On pourrait commencer ainsi :

https://www.lemonde.fr/international/article/2020/09/04/un-cargo-betailler-fait-naufrage-en-mer-de-chine-orientale-40-marins-portes-disparus_6050924_3210.html

40 marins, oui hélas, mais 5800 vaches, aussi, dont il n’est pas fait mention…

Le respect dû aux animaux non-humains ne peut simplement prendre source dans une sorte de gentillesse réciproque, qui n’existe pas, autant le savoir. Il doit s’enraciner dans une compréhension profonde de ce que nous sommes, les uns, et les autres.

Pour comprendre, donc, deux lectures, d’auteurs facilement lyriques, et rêveurs, plus que je ne me suis autorisé à l’être ici, mais qui m’aideront à l’être…

Emanuele Coccia : « Métamorphoses » (2020)

Paul Shepard : Nous n’avons qu’une seule terre (2019)

Une introduction au livre de Coccia pourrait être le beau film « Le quattro volte »

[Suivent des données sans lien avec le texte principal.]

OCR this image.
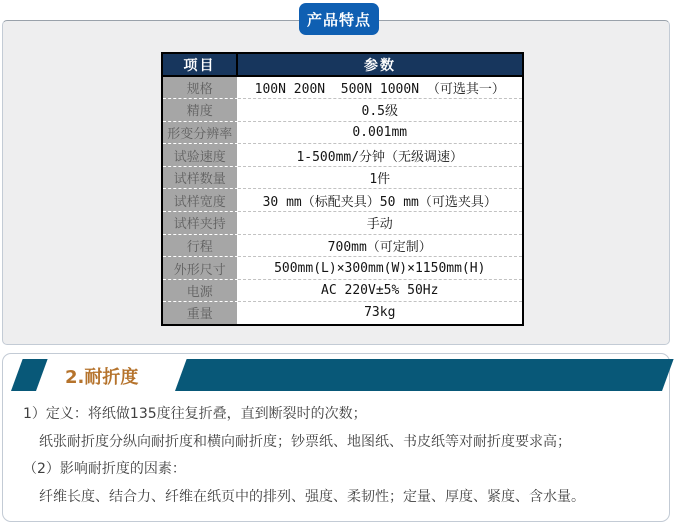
产品特点
项目	参数
规格	100N 200N  500N 1000N （可选其一）
精度	0.5级
形变分辨率	0.001mm
试验速度	1-500mm/分钟（无级调速）
试样数量	1件
试样宽度	30 mm（标配夹具）50 mm（可选夹具）
试样夹持	手动
行程	700mm（可定制）
外形尺寸	500mm(L)×300mm(W)×1150mm(H)
电源	AC 220V±5% 50Hz
重量	73kg
2.耐折度
1）定义：将纸做135度往复折叠，直到断裂时的次数；
纸张耐折度分纵向耐折度和横向耐折度；钞票纸、地图纸、书皮纸等对耐折度要求高；
（2）影响耐折度的因素：
纤维长度、结合力、纤维在纸页中的排列、强度、柔韧性；定量、厚度、紧度、含水量。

https://www.youtube.com/watch?v=BYvD2E2K3l0

de Michelangelo Frammartino : « Dans la poussière, Pythagore voyait les âmes voyageant à la recherche d’un corps »MF, dans cette bellissima interview :

https://www.youtube.com/watch?v=0njhn60D4BM

Ou dans celle-ci : « Les arbres sont circulaires : ils meurent et renaissent perpétuellement »MF

https://www.youtube.com/watch?v=JFqGiJWFi70

Et métamorphose, ici, pourrait s’appeler plutôt métempsycose …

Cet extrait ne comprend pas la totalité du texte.